25 January 2017

Spanish mobile application developer targeted by angels in January

2016 ended on a fairly encouraging note in terms of the aggregate value of angel investment in European companies, although the year as a whole followed the general pattern witnessed in global M&A, in that a decline was registered on 2015. However, although value could not reach the same heights as the previous year, it was still significantly higher than any other year on record, according to Zephyr, the M&A database published by Bureau van Dijk. Thus far 2017 has started fairly quietly; in January 2017 so far there have been 20 European angel investments worth a combined EUR 37 million. This is down on the 37 deals worth EUR 72 million which were announced in December 2016 and down from the 55 deals worth EUR 160 million signed off in January 2016. However, at the time of writing there are still 11 days to go until the end of the month, meaning that there is still a chance of some high value transactions being signed off and boosting both volume and value for the period.
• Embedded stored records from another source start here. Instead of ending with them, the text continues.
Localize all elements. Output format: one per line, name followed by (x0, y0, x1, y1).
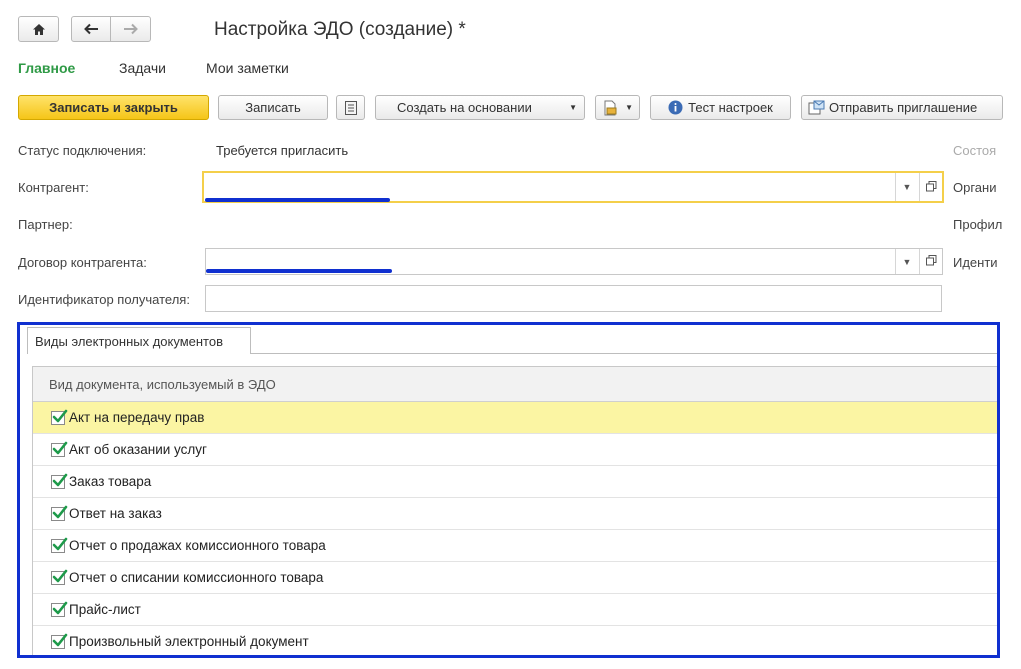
chevron-down-icon: ▼ (902, 256, 912, 267)
organization-label-truncated: Органи (953, 180, 997, 195)
page-title: Настройка ЭДО (создание) * (214, 19, 466, 40)
table-body: Акт на передачу прав Акт об оказании услу… (33, 402, 997, 655)
counterparty-dropdown-button[interactable]: ▼ (895, 173, 918, 201)
send-invitation-button[interactable]: Отправить приглашение (801, 95, 1003, 120)
save-button[interactable]: Записать (218, 95, 328, 120)
tab-tasks[interactable]: Задачи (119, 60, 166, 76)
row-label: Произвольный электронный документ (69, 634, 309, 649)
row-label: Отчет о списании комиссионного товара (69, 570, 324, 585)
chevron-down-icon: ▼ (625, 103, 633, 112)
test-settings-button[interactable]: Тест настроек (650, 95, 791, 120)
redaction-line (205, 198, 390, 202)
create-based-on-label: Создать на основании (397, 100, 532, 115)
tab-divider (251, 353, 997, 354)
checkmark-icon (52, 537, 68, 550)
document-types-table: Вид документа, используемый в ЭДО Акт на… (32, 366, 997, 655)
document-types-panel: Виды электронных документов Вид документ… (17, 322, 1000, 658)
open-window-icon (925, 255, 937, 268)
create-based-on-button[interactable]: Создать на основании ▼ (375, 95, 585, 120)
row-checkbox[interactable] (51, 409, 68, 425)
test-settings-label: Тест настроек (688, 100, 773, 115)
table-row[interactable]: Отчет о списании комиссионного товара (33, 562, 997, 594)
contract-open-button[interactable] (919, 249, 942, 274)
row-checkbox[interactable] (51, 633, 68, 649)
arrow-left-icon (83, 23, 99, 35)
state-label-truncated: Состоя (953, 143, 997, 158)
tab-main[interactable]: Главное (18, 60, 75, 76)
forward-button[interactable] (110, 16, 151, 42)
chevron-down-icon: ▼ (902, 182, 912, 192)
print-menu-button[interactable]: ▼ (595, 95, 640, 120)
info-icon (668, 100, 683, 115)
status-label: Статус подключения: (18, 143, 147, 158)
table-row[interactable]: Акт об оказании услуг (33, 434, 997, 466)
table-row[interactable]: Акт на передачу прав (33, 402, 997, 434)
document-print-icon (602, 100, 618, 116)
table-row[interactable]: Заказ товара (33, 466, 997, 498)
partner-label: Партнер: (18, 217, 73, 232)
table-row[interactable]: Произвольный электронный документ (33, 626, 997, 655)
row-checkbox[interactable] (51, 441, 68, 457)
row-label: Прайс-лист (69, 602, 141, 617)
column-header[interactable]: Вид документа, используемый в ЭДО (33, 367, 997, 402)
row-checkbox[interactable] (51, 601, 68, 617)
row-checkbox[interactable] (51, 569, 68, 585)
checkmark-icon (52, 473, 68, 486)
list-icon (344, 100, 357, 115)
counterparty-label: Контрагент: (18, 180, 89, 195)
document-list-button[interactable] (336, 95, 365, 120)
checkmark-icon (52, 601, 68, 614)
row-label: Акт на передачу прав (69, 410, 205, 425)
row-label: Заказ товара (69, 474, 152, 489)
open-window-icon (925, 180, 937, 194)
tab-document-types[interactable]: Виды электронных документов (27, 327, 251, 354)
row-label: Акт об оказании услуг (69, 442, 207, 457)
recipient-id-label: Идентификатор получателя: (18, 292, 190, 307)
row-checkbox[interactable] (51, 473, 68, 489)
status-value: Требуется пригласить (216, 143, 349, 158)
back-button[interactable] (71, 16, 111, 42)
checkmark-icon (52, 409, 68, 422)
identifier-label-truncated: Иденти (953, 255, 998, 270)
row-checkbox[interactable] (51, 537, 68, 553)
row-label: Ответ на заказ (69, 506, 162, 521)
checkmark-icon (52, 505, 68, 518)
save-and-close-button[interactable]: Записать и закрыть (18, 95, 209, 120)
home-button[interactable] (18, 16, 59, 42)
contract-dropdown-button[interactable]: ▼ (895, 249, 918, 274)
row-label: Отчет о продажах комиссионного товара (69, 538, 326, 553)
contract-label: Договор контрагента: (18, 255, 147, 270)
redaction-line (206, 269, 392, 273)
profile-label-truncated: Профил (953, 217, 1003, 232)
chevron-down-icon: ▼ (569, 103, 577, 112)
table-row[interactable]: Ответ на заказ (33, 498, 997, 530)
home-icon (32, 23, 46, 36)
send-invitation-label: Отправить приглашение (829, 100, 978, 115)
recipient-id-field[interactable] (205, 285, 942, 312)
arrow-right-icon (123, 23, 139, 35)
checkmark-icon (52, 569, 68, 582)
send-invitation-icon (808, 100, 825, 115)
table-row[interactable]: Отчет о продажах комиссионного товара (33, 530, 997, 562)
row-checkbox[interactable] (51, 505, 68, 521)
checkmark-icon (52, 441, 68, 454)
counterparty-open-button[interactable] (919, 173, 942, 201)
checkmark-icon (52, 633, 68, 646)
tab-notes[interactable]: Мои заметки (206, 60, 289, 76)
table-row[interactable]: Прайс-лист (33, 594, 997, 626)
Given that many dealmakers may still be in the process of getting back to full speed after the traditionally quiet period over Christmas and New Year, it may take some time for activity to ramp up and provide a better indication of how the year is likely to shape up. Of the EUR 37 million invested so far in January, EUR 12 million is attributable to a single deal, which is the month’s largest overall.

This once again highlights the difference which a few big transactions can make and emphasises the point that if a few more deals of this level are announced between now and the end of the month, it can mean the difference between a disappointing month and a more promising one. January’s largest transaction featured German online mobile network operator connection data platform zeotap, which raised EUR 12 million via a Series B injection from Capnamic Ventures Verwaltungs, Iris Capital Management, New Science Ventures, HERE Global and angels Seth Schuler, Alex Pentland, Mark Grether and Thomas Duhr.

That deal targeted a software company, which is unsurprising as this is by far and away the sector which is most frequently targeted by angel investors. That being said, many of these involve software development, as opposed to software publishing. Nevertheless, transactions in this field make up a significant portion of January’s top deals. Within software, the companies which feature operate in a number of areas and utilise technology to provide solutions for innumerable problems. One example is Spanish company Celicity, which bills itself as something of a gluten-free social network. Essentially the firm’s application can be used by diners who follow a gluten-free diet to easily locate restaurants and eateries which are able to make allowances for their dietary requirements. On 17th January the firm received EUR 275,000 via a funding round led by an undisclosed family office, various unnamed business angels and undisclosed individuals. Of this amount, EUR 140,000 has already been invested, with the balance expected to follow over the course of the next few months.

As already referenced, software publishers are frequently targeted by angel investors; since the beginning of 2006 some 398 such deals have been announced worldwide. The largest of these was signed off in January 2016, when UK-based online mobile city navigational mapping application provider Citymapper received a EUR 36 million Series B injection from Benchmark Capital and Index Venture Management, as well as angel investors Yuri Milner, Tom Stafford and Michael Lynton. This was followed by another deal from the same month, when Babylon Healthcare Services brought in EUR 23 million from an investment group led by Investment AB Kinnevik and also including Hoxton Ventures, Demis Hassabis and Mustafa Suleyman. Other software providers to have attracted the attention of angel investors since the beginning of 2006 include German women’s fertility tracking application maker BioWink and UK text prediction app provider TouchType.

In conclusion, 2017 has started off more slowly than 2016, which, while it saw significant value invested in European angel investment deals, could not keep pace with 2015. That being said, it is still very early days and as we have seen in the past, it only takes a couple of significant injections to change the course of a month or year. Time will tell whether investors are willing to push values back to their former glories again this year.